The DNA matched that of Clarence Williams, a convicted serial killer already in prison for the murder of another woman. He denied killing Lundquist at first, but Ciesynski’s timeline invalidated the killer’s excuse. Williams pled guilty at his arraignment and was sentenced to another 25 years to life in prison.
Without that sentence, “he’d be out of prison by now,” Ciesynski said.
Why it’s important
Many of the killers Ciesynski’s tied to unsolved murders were already in prison serving long sentences for other crimes.
Even so, it’s still worth prosecuting them to bring closure for the victims’ families, he said.
That was certainly true when he and a partner tracked down Sandra Bowman’s killer.

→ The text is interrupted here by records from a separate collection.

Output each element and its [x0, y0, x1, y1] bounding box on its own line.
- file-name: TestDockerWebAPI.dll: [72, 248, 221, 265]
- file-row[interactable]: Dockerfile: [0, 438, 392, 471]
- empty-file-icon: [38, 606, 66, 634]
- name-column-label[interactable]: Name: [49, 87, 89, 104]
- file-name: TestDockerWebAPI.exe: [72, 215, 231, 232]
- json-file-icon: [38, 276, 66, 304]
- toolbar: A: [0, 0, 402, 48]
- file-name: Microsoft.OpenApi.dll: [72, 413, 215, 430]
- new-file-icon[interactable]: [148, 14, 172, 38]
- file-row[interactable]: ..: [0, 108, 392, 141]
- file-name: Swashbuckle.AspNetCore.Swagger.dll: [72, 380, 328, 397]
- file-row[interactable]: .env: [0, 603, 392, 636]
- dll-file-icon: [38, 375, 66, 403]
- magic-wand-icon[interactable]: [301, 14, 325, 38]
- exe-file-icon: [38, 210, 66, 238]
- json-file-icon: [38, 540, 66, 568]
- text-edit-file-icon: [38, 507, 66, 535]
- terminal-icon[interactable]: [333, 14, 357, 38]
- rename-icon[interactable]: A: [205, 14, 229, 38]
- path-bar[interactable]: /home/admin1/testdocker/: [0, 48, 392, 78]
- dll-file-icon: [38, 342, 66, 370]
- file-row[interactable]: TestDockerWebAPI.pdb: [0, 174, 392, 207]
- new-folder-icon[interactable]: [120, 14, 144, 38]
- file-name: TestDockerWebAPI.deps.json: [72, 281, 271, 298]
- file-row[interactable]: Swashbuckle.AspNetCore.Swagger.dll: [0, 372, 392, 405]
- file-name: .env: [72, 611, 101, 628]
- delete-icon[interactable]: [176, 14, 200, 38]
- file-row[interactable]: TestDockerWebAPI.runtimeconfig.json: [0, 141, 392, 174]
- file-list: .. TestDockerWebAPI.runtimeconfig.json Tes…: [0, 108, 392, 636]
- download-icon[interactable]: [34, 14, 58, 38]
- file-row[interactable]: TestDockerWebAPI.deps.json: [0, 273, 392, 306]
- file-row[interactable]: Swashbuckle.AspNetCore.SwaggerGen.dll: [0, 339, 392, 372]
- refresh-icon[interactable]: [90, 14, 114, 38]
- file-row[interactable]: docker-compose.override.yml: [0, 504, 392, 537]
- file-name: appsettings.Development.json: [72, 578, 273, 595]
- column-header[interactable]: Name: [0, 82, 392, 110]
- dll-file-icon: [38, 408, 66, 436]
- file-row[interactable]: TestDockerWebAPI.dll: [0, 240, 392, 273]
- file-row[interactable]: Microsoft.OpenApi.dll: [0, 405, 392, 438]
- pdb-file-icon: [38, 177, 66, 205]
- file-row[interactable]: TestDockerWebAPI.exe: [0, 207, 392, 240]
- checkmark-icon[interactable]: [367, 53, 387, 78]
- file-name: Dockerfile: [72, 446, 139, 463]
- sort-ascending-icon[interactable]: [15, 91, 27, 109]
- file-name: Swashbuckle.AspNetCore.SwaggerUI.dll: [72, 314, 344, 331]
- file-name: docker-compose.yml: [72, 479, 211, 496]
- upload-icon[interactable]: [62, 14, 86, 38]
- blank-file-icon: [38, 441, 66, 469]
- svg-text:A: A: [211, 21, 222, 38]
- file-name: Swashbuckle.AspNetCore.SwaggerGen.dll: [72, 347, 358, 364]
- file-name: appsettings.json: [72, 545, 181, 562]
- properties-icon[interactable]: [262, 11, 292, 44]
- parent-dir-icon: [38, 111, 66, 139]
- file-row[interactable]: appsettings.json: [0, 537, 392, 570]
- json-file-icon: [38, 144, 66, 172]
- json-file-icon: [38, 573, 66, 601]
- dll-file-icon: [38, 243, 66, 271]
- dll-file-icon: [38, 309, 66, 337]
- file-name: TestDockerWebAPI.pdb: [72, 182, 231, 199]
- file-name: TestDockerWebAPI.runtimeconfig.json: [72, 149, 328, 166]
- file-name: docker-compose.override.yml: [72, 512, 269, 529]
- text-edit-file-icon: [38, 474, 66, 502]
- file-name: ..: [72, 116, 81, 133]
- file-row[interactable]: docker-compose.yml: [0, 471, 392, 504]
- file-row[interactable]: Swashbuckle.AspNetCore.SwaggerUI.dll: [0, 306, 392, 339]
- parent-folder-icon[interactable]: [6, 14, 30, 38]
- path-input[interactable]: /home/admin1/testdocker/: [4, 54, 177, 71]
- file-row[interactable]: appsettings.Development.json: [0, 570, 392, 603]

Bowman was a pregnant newlywed living in Ballard when her husband, Tom, left for a late factory shift on Dec. 17, 1968. His wife wrote him a note saying she was going to bed early: “I went shopping today. I have $2.40 left over. The baby is kicking, I’m sure it’s a boy. Love you, Sandy.”
She put the note up. There was a knock on the door, she opened it and the killer raped Bowman and then stabbed her more than 50 times. The husband was a suspect at first, but eventually cleared. The murder went unsolved for decades.
Ciesynski and his partner – who were working through a series of murders in which the victims had been raped – submitted DNA evidence from the crime scene and got a match to John Dwight Canaday, a serial killer already serving life in prison for other murders. The detectives went to the state penitentiary in Walla Walla and confronted Canaday with the evidence.
“He literally shrugged with his hands and said, ‘Yeah, I killed her,’ ” Ciesynski said. He was sentenced for that murder in 2004.
Bowman’s husband Tom, who had remarried was working as a sergeant in the Walla Walla County Sheriff’s department, testified at the trial. He told the court he’d contemplated suicide after the murder. “The only reason I didn’t kill myself,” he said, “is because then people would think I had something to do with it.”
Less than a month after the trial, (Tom) Bowman went out for a run and died from a heart attack.
Bowman’s wife later told the detectives, “You would not believe the difference in him once you solved that case. His personality was changed. He was almost beaming, he was so relieved,” Ciesynski said.
“I tell people, that’s why we close cold cases. That guy was already in prison, but that’s why we work cold cases.”